Suicidi universitari: cosa c’è dietro questo fenomeno?

Ogni tanto ne spunta uno: ad un certo punto, si smette di contarli. Le grandi testate giornalistiche ne fanno un triste articolo con tanto di dichiarazione dei Rettori, che mai si sarebbero aspettati questo gesto estremo. I cronisti in TV li ricordano come fossero caduti di guerra. L’Università in questione sospende le attività didattiche per qualche giorno. E poi chi si è visto si è visto e le cose ricominciano a scorrere come sempre.

Dicendo le stesse cose. Commettendo gli stessi errori. Affrontando le stesse paure. Sentendosi sempre più soli.

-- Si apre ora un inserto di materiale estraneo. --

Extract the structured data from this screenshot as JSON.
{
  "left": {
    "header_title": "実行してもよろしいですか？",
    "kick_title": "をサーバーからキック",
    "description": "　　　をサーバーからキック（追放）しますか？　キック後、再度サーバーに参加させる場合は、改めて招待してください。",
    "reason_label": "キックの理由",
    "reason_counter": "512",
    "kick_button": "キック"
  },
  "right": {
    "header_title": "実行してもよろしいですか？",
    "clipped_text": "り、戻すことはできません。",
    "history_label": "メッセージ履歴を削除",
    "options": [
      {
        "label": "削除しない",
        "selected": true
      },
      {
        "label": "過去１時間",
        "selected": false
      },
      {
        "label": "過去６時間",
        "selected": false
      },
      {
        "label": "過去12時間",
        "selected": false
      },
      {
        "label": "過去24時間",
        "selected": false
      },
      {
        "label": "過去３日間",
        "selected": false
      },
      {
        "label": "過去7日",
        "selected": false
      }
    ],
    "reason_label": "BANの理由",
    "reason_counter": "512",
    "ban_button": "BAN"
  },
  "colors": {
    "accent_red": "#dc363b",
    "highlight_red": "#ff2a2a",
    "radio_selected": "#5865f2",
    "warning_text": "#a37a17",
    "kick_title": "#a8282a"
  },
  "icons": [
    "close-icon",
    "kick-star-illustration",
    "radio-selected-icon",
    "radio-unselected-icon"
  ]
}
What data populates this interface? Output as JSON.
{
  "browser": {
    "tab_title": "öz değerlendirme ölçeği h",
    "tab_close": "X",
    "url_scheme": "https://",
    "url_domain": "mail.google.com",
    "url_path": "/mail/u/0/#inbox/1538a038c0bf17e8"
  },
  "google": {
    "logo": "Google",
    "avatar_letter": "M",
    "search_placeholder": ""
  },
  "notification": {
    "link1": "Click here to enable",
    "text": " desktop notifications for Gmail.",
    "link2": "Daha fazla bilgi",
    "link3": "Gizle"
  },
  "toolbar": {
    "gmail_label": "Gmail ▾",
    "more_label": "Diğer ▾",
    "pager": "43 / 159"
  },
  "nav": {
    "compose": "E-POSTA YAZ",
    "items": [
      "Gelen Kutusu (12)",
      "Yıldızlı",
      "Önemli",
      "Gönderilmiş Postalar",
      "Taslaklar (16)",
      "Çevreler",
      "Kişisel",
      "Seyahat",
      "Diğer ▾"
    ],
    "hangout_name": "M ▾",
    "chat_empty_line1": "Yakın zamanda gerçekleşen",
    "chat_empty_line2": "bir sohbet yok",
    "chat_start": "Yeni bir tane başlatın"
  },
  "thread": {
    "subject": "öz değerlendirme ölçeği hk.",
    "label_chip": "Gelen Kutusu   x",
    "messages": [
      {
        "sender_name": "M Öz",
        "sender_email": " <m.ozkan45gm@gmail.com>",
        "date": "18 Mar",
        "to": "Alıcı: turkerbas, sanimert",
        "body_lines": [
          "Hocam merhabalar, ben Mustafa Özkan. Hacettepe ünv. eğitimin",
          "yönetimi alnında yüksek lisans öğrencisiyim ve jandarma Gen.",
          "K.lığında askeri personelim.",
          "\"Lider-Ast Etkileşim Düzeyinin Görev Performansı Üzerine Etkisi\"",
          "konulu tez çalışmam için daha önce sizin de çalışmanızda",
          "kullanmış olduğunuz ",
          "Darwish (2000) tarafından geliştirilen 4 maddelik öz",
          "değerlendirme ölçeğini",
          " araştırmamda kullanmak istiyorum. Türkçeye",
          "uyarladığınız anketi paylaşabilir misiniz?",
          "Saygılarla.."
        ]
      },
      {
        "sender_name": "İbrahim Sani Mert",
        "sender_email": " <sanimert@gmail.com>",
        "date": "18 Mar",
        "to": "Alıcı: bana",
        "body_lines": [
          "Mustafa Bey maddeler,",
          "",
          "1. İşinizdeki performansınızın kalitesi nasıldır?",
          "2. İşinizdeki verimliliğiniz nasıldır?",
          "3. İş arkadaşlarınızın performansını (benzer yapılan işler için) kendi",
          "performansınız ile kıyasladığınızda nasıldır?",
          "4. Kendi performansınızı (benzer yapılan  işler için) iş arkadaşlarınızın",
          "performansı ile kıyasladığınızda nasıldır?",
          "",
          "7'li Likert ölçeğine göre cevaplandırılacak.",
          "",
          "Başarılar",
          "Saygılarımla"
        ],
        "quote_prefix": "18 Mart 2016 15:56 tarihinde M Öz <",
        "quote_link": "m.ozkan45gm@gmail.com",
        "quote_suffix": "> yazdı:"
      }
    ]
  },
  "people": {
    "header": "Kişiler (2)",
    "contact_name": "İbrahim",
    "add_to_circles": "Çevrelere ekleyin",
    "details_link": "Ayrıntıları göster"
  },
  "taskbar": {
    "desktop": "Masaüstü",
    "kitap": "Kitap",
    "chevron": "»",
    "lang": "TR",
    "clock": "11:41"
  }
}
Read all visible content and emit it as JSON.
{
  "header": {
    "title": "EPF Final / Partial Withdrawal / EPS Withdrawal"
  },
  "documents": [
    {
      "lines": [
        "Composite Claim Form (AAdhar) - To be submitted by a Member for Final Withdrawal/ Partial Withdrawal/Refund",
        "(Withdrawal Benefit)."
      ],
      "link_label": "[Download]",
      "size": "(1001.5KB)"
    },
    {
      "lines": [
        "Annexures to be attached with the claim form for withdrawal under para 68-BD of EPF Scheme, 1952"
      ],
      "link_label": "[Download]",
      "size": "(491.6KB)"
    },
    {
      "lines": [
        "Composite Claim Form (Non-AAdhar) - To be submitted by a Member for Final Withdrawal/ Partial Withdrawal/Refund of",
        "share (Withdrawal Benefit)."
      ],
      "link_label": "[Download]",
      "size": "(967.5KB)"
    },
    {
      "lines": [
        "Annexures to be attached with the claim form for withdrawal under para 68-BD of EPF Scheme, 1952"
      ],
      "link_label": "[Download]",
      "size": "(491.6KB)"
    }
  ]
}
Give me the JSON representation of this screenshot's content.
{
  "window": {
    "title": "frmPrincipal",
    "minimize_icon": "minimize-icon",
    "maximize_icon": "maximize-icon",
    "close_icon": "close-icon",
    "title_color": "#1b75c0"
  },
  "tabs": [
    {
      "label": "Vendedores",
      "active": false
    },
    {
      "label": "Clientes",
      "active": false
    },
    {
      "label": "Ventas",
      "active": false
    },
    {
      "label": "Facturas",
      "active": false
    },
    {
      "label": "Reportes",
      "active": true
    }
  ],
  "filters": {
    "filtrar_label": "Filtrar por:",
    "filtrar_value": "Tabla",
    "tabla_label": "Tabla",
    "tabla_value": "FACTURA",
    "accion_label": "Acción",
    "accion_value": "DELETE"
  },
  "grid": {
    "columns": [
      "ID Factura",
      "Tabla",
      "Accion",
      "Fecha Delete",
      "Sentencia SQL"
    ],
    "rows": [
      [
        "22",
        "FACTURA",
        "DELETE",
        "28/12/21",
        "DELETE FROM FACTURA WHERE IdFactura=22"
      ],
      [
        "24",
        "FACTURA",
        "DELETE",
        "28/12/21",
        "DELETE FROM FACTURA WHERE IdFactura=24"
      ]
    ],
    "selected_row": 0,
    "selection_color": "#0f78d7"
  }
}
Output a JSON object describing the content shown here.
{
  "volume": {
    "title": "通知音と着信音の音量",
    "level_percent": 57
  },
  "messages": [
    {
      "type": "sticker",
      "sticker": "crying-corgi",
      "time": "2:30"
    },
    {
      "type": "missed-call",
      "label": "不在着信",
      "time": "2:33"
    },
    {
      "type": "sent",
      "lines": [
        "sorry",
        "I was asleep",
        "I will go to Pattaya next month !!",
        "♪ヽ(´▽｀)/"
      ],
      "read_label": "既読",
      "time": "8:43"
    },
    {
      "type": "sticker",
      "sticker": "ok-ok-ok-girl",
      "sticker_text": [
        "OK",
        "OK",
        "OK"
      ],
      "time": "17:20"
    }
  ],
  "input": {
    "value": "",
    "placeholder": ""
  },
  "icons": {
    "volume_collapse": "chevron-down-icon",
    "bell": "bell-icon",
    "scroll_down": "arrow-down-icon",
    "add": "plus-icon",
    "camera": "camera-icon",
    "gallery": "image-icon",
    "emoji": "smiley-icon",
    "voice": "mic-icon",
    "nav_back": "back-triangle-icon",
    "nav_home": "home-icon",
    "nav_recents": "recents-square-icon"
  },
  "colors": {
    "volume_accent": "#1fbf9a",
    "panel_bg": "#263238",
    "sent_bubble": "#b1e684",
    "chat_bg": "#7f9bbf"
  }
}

Poco più di due giorni fa, Giada si suicida, gettandosi dal tetto dell’Università di Napoli. Nel 2016, Maurizio si spara davanti alla facoltà di Ingegneria di RomaTre. Due anni prima, a 5 esami dalla laurea, si toglie la vita una ventinovenne di Pomigliano d’Arco. E potremmo continuare all’infinito.

Potremmo andare indietro di cinque, dieci o quindici anni e la media degli universitari suicidi sarebbe di circa tre all’anno.

Tutti, o quanto meno la maggior parte, con un’unica motivazione: una laurea che non arriva mai. E la paura che i genitori e le persone care lo vengano a sapere, considerandoli dei falliti.

Facoltà sbagliate frequentate senza passione solo per la certezza di avere un lavoro una volta fuori dall’Università, la credenza sociale in una sedicente superiorità intellettuale da parte dei laureati e la necessità mai meglio specificata di laurearsi esattamente nei tempi, senza perdere nemmeno un mese per quell’esame che proprio non si riesce a superare.

Sono le motivazioni più frequenti -e anche le più banali, a pensarci – scritte sui biglietti di addio dei ragazzi che decidono di farla finita.

Il fenomeno, tuttavia, non porta solo il marchio italiano. Anzi, in America – e in particolare negli Stati Uniti – secondo il College Degree Search almeno uno studente su dodici pianifica il suicidio e questa resta una tra le prime cause di morte tra gli universitari. E, dati alla mano, i casi sembrano destinati ad aumentare.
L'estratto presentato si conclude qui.